It’s weird to have a July Thursday release date pass with no
new major releases, but that’s what happened yesterday.
Australian release dates do not always line up with U.S.
release dates, but when it comes to the summer’s big tentpole releases, usually
they do – in fact, usually we get them at least a day early, allowing me to
have short-term bragging rights on some of the recent Star Wars and Avengers
movies. As it happens, the big release this week in the U.S. is Quentin
Tarantino’s latest, Once Upon a Time in
Hollywood. It’ll take until mid-August for us to get that here in Australia,
probably because it doesn’t walk and talk like your normal summer tentpole
release.
So what did open here yesterday was … a documentary about Diego
Maradona.
Oh I imagine it’s a pretty good movie, since it was directed
by Asif Kapadia, the guy who directed Senna
and Amy. But I don’t care about
soccer or Diego Maradona, so it just underscores how quiet the week is
otherwise. Which is weird for the middle of summer, although in Australia, of
course, it’s the middle of winter.
But it’s hardly unusual for documentaries like this to come
out in July. In fact, July might be the biggest month for documentaries in
Australia, whether that means they’re coming out before they release in the
U.S., or after, since Americans don’t want to watch documentaries in the
summer. When you’re all bundled and scarved up, though, it seems to Australians
to be the prefect time to dump this stuff.

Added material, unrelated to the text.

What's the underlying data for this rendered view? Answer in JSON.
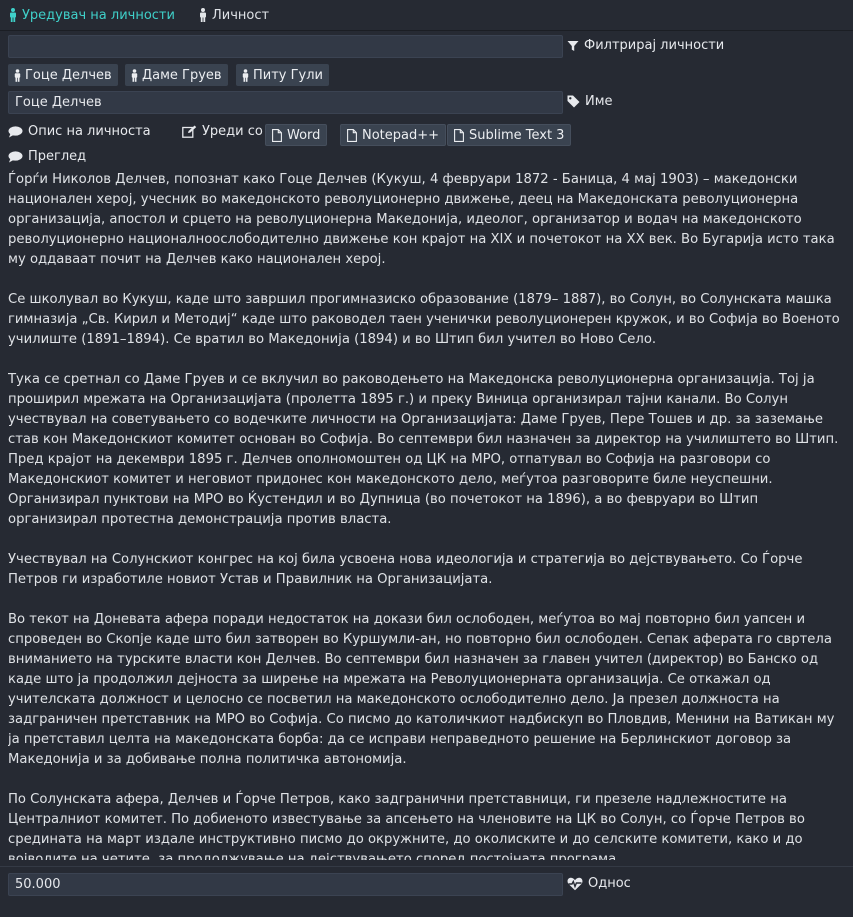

Even without intending to see Diego Maradona, I have seen three documentaries in the cinemas this
month already. They are Apollo 11, Hail Satan? and Mystify: Michael Hutchence, all of which are currently in or
hovering around my top ten for the year. Those came out in the U.S. in March,
April and “not yet,” respectively. Diego Maradona will bow in the U.S. on the eminently documentary-friendly date of September 20th.

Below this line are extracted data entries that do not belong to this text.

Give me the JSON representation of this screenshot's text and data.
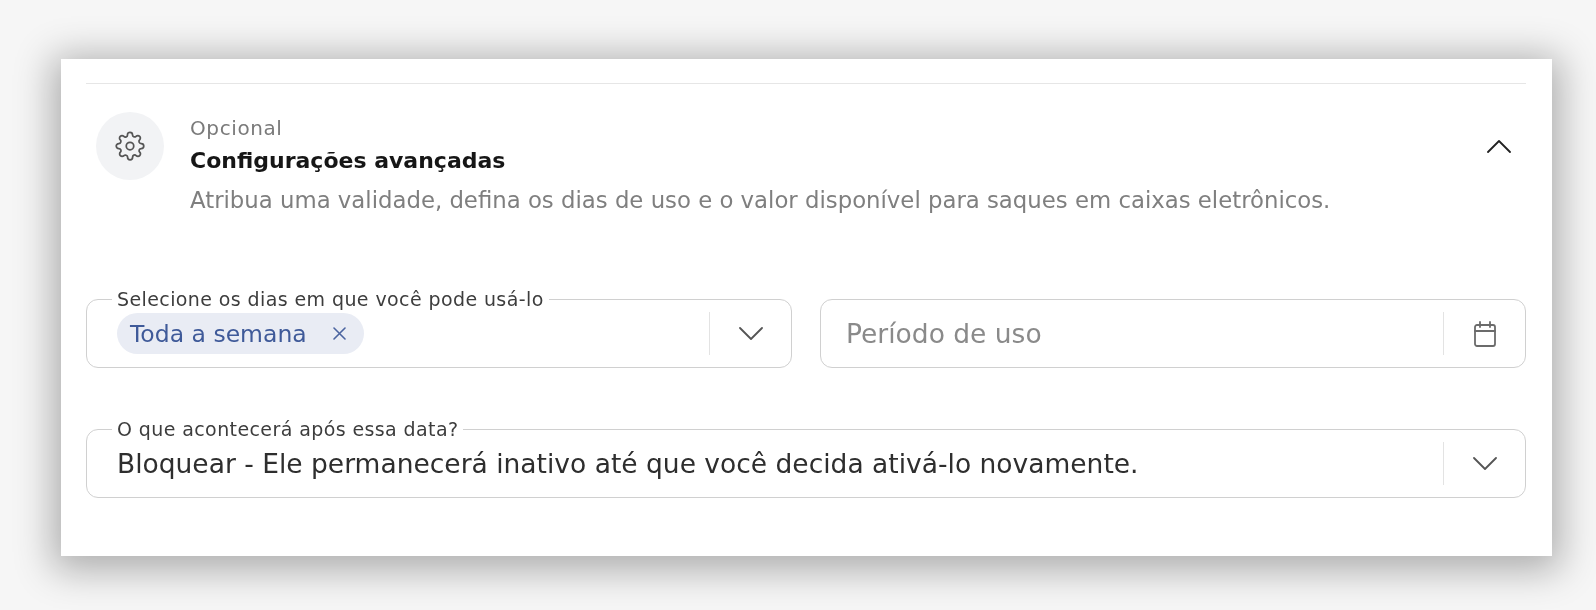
{
  "section": {
    "overline": "Opcional",
    "title": "Configurações avançadas",
    "description": "Atribua uma validade, defina os dias de uso e o valor disponível para saques em caixas eletrônicos.",
    "expanded": true
  },
  "form_rows": [
    {
      "fields": [
        {
          "kind": "multiselect",
          "label": "Selecione os dias em que você pode usá-lo",
          "chips": [
            {
              "label": "Toda a semana"
            }
          ]
        },
        {
          "kind": "date",
          "placeholder": "Período de uso"
        }
      ]
    },
    {
      "fields": [
        {
          "kind": "select",
          "label": "O que acontecerá após essa data?",
          "value": "Bloquear - Ele permanecerá inativo até que você decida ativá-lo novamente."
        }
      ]
    }
  ]
}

The local arthouse theater is also playing documentaries
called Defend, Conserve, Protect and It All Started With a Stale Sandwich,
which I do not expect to see, in addition to the four already mentioned.
This is not new this year either. Last July there were
enough documentaries out that interested me that I actually saw a pair of them
in one evening, those being RBG and Whitney, as discussed here. I had also
gone to the cinema to see The Gospel
According to Andre earlier that month.
I can’t rely on my own viewing schedule to look farther back
than that, because as I wrote about at the time, Andre was the first documentary I’d seen in the theater in two
years. But I can only assume the aforementioned arthouse cinema was swimming
with non-fiction content in July of 2017 as well.

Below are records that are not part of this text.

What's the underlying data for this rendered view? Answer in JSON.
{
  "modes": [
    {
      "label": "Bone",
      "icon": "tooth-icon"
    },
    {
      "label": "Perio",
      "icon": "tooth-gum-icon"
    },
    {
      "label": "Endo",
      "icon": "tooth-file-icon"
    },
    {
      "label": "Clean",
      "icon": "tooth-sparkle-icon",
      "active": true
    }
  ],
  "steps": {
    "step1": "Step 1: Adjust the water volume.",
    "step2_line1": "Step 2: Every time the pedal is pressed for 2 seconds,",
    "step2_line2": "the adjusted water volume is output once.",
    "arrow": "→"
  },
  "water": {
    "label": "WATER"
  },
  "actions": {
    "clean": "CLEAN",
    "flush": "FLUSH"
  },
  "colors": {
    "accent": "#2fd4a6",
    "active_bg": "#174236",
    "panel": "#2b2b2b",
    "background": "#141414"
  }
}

It does feel more like the time of year to be seeing
documentaries than to be seeing Fast and
Furious Presents: Hobbes and Shaw. Gloves and a scarf are part of my
standard getup when I ride my bike to work in the morning, and the only reason
I’m not also wearing a winter hat is that it’s incompatible with my bike
helmet.
So in the absence of nothing new to watch, I may dig back for a weeks-old fiction film by catching up
with an 11 o’clock screening of Crawl
tonight after I have dinner and drinks with former co-workers. At least, I’m pretty sure this story of a giant
alligator attacking people during a hurricane isn’t based on real events.